If you ask most Americans if they’ve ever heard of Jackie Robinson, Joe Louis, or Muhammed Ali, they’ll say yes. But say the names Alice Coachman or Althea Gibson, and most people haven’t got a clue. The purpose of this section, then, is to introduce you to these two athletes and their sports—women’s track and field during the 1940s and women’s tennis during the 1950s. In the process, we’ll also explain why using these particular two to examine mid-twentieth century race and gender makes sense.

The Athletes

Alice Coachman was a track and field athlete who competed from 1939–1948, first for Tuskegee Institute in Alabama, then for Albany State College in Georgia. She became known as “the Tuskegee Flash” for her sprinting prowess, but at heart, she was a high-jumper. She held the national championship in the women’s high jump every year she competed. Between the sprints and high jump, she amassed 25 national championships. Her real distinction, however, lies in being the first African American woman to win an Olympic gold medal. Two Olympic Games were cancelled because of World War II, and the one cancelled in 1944 would have been during the height of her career. However, she continued to train and ended up competing in the 1948 Olympics in London, capturing the gold for the high jump on the last day of track and field competition.

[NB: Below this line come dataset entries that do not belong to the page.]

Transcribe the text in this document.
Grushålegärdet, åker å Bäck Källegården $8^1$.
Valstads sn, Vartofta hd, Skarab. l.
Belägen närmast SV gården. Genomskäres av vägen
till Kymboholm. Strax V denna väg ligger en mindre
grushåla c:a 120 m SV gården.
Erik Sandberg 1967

The same summer that Coachman won Olympic gold, Althea Gibson was in the second year of her eleven-year career as an amateur tennis player. By 1950, she had won the national championship in the American Tennis Association (ATA) for four straight years. The ATA was an African American tennis association that grew up alongside a United States Lawn Tennis Association (USLTA) that barred African American players. With the help of former tennis great Alice Marble Gibson did break into the USLTA in 1950, and into Wimbledon the following year, paving the way for the likes of Arthur Ashe and Serena and Venus Williams. Her real distinction came six years later, however, when she came away with back-to-back titles at Wimbledon and the U. S. national tennis title at Forest Hills (forerunner to the U. S. tennis open) in 1957 and 1958. By doing so, she proved that African Americans could take their place at the top of the largely white tennis world.